Sama po raz pierwszy zostanę mamą za kilka tygodni, ale już wiem, że w okresie letnim hitem będzie otulacz! Podejrzewam, że rożek w ciepłe dni nie spełni swojej roli ta jak on 🙂 Kompletując wyprawkę i sprawdzając po koleżankach i internatach, co jest niezbędne- strasznie się bałam, że o czymś zapomnę czy źle wybiorę, ale na te ostatnie tygodnie zrobiłam się jakaś spokojniejsza! Na początku Maluszek będzie potrzebował nas, mleczka i duuuuużo miłości! Niby banalne, ale będę starała się przekazać psiapsi ten spokój, który noworodzio na pewno odczuje! 🙂
Najważniejsze to szumiś i otulacz!

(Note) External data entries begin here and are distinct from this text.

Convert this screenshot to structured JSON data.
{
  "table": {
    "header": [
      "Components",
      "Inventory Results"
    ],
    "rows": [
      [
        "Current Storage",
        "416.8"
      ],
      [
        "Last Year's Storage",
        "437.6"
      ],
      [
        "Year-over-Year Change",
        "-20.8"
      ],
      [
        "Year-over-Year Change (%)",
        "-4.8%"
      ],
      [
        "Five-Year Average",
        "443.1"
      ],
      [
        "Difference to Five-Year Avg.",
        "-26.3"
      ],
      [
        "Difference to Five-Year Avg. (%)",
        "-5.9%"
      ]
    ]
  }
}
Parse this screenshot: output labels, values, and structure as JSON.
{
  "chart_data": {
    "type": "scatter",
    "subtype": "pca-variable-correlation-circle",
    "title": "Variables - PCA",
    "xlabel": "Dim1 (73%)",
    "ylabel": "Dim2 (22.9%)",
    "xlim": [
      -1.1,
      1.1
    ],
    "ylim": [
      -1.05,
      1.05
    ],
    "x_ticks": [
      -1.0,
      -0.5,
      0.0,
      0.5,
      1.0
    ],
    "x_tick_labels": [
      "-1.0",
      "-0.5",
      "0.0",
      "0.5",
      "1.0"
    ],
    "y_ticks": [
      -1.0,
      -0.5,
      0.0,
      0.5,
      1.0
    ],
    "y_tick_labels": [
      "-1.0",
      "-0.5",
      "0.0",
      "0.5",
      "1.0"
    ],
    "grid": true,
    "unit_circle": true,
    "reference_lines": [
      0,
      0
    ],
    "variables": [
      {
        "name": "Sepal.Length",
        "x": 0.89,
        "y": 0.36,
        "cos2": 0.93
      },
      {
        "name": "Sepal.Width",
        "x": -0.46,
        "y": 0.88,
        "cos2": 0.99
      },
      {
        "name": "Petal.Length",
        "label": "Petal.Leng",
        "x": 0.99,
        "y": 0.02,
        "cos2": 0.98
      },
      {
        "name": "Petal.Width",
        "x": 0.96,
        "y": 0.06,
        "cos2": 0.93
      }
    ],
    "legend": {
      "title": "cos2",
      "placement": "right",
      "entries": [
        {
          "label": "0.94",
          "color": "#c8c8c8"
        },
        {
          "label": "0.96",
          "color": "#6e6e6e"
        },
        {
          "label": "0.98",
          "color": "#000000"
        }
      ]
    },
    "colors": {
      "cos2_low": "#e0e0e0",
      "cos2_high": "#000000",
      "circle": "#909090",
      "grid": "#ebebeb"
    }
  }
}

Ukoi, otuli i można spokojnie pić ciepłą kawę rozkoszując się najpiękniejszym widokiem spokojnie śpiącego maluszka 😉
Jako Mama dwójki dzieci przy każdej wyprawce bardzo stawiałam na jakość. Dlatego w pierwszej kolejności przyjaciółkom polecam ubranka z najlepszej bawełny aby od pierwszych chwil mieć pewność, że maluch będzie mieć najdelikatniejsze i wygodnie ubranko. Firma Coodo zachwyca mnie od dawna, i towarzyszy od pierwszych chwil życia i zapewne będzie towarzyszyć jeszcze bardzo długo. To miłość do tych ubrań od pierwszego wejrzenia tak jak do dziecka dlatego właśnie te najCoodowniejsze rzeczy polecam w pierwszej kolejności !
Śpiworek do spania! To jest tak genialny produkt, ze aż żal mi, ze nie ma takich dla dorosłych 😉 A tak na poważnie, moja córcia spała praktycznie od samego początku w śpiworkach. Cieńszych, grubszych, bez różnicy. Spało jej się cudownie. Za kilka miesięcy pojawi się synek i on tez będzie spał w tych śpiworkach, bo inaczej sobie nie wyobrażam! Bardzo, bardzo każdej mamie polecam – nie ma obawy czy dziecko się okryje czy zakryje buźkę podczas snu. Warty każdych pieniędzy!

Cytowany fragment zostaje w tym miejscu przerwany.